At the same time, almost 5 billion people - the poorest 60% - became even poorer.
If the current growth rate is maintained, Oxfam concludes, the world could have its first "trillionaire" - owner of a fortune of 1,000 billion dollars - in about ten years.
On the other hand, global poverty would still not be eradicated even in 230 years.
"Billionaires are getting richer, the working class is struggling, and the poor are living in despair. This is, unfortunately, the state of the world economy", wrote US Senator Bernie Sanders in the preface to the Oxfam study, emphasizing: "Never before in the history of mankind has it happened that so few have so much. Never before in human history has there been such inequality of income and wealth. And never before have we seen this unprecedented level of greed, arrogance and irresponsibility on the part of the ruling class".
According to Oxfam data, the top five richest earned an average of $14 million per hour as of 2020; the total wealth of all the world's billionaires grew three times faster than the rate of inflation.

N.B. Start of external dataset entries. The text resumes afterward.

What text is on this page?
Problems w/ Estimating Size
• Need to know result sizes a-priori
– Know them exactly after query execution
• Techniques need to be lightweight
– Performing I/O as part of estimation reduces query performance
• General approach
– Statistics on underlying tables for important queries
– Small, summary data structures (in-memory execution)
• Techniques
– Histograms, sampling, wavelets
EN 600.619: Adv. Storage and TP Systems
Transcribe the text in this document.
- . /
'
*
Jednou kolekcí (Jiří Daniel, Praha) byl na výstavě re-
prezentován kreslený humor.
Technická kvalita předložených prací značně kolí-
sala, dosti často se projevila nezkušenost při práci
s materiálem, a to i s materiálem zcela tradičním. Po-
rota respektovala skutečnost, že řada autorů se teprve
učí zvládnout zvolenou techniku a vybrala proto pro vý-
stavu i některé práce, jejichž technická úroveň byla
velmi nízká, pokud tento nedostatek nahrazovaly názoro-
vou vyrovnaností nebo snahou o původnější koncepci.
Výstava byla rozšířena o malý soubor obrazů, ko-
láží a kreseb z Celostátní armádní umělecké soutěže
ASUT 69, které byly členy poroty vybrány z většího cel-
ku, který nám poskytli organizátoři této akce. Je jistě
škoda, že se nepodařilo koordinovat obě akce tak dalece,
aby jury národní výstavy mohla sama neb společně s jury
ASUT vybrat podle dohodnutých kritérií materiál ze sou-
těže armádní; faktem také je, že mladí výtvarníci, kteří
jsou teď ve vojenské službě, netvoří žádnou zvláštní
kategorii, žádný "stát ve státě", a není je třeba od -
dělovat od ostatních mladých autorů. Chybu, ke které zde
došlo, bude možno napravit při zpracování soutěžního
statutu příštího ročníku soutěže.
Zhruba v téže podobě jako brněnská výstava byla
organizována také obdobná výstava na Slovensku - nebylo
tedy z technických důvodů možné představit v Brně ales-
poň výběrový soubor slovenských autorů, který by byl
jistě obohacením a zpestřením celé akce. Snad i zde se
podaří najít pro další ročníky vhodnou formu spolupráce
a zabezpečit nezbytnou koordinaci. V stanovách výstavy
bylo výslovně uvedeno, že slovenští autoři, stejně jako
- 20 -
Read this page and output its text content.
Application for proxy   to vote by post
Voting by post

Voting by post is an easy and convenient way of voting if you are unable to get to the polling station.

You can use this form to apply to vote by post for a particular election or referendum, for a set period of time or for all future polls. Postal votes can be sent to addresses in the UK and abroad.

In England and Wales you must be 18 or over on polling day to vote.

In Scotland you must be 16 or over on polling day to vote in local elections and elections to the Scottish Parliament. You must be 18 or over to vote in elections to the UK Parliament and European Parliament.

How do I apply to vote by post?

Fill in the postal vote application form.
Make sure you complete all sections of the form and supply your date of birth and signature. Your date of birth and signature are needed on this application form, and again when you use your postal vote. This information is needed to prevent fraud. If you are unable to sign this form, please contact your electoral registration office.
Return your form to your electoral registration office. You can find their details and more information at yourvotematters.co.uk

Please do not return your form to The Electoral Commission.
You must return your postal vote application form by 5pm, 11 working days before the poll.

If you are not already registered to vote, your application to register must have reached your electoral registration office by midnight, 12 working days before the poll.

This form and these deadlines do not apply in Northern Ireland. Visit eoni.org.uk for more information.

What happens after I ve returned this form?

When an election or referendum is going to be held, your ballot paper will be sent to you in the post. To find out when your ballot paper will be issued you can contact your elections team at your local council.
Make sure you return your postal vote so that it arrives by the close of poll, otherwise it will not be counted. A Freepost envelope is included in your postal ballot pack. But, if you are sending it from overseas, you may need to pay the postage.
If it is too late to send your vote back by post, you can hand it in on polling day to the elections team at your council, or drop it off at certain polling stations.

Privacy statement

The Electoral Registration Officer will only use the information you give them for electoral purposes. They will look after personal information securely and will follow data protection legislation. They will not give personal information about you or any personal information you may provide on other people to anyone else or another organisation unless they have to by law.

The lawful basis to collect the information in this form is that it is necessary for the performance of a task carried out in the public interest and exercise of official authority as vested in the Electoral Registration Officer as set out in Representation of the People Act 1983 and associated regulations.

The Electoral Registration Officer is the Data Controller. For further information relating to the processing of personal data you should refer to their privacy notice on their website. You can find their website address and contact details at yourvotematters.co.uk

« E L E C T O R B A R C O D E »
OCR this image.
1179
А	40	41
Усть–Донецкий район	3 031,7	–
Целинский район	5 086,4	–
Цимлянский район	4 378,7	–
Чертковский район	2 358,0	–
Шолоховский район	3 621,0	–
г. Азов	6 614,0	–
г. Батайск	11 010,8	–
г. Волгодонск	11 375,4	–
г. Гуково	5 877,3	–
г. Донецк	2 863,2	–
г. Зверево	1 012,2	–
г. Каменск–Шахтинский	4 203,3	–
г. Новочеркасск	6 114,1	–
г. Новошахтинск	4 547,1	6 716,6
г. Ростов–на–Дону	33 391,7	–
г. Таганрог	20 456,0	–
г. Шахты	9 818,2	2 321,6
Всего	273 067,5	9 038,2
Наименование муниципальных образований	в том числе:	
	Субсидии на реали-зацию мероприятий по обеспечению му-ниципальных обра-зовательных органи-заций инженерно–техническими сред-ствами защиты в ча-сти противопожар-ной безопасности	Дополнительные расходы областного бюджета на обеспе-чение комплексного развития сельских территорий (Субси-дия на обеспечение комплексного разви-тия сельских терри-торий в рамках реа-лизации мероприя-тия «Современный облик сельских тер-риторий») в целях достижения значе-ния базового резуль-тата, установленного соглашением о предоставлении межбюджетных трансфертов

At the same time, 4.77 billion people, the poorest 60%, lost a total wealth of 20 billion dollars as of 2020, and the salaries of 791 million workers did not keep up with the inflation rate; on average, each lost almost one month's salary in two years.
The director of Oxfam Germany, Serap Altinisik, appreciates that society is facing an ordeal that continues to grow. "While billions of people have to endure the shock waves of the pandemic, inflation and war, the fortunes of billionaires flourish", Serap Altinisik drew attention.
Oxfam calls for a tax on the great wealth, and the funds thus obtained to be invested in actions to combat climate degradation and expand access to education, health care and social security.
Additional taxation of millionaires and billionaires could bring in 2.5 trillion dollars a year, Oxfam estimates.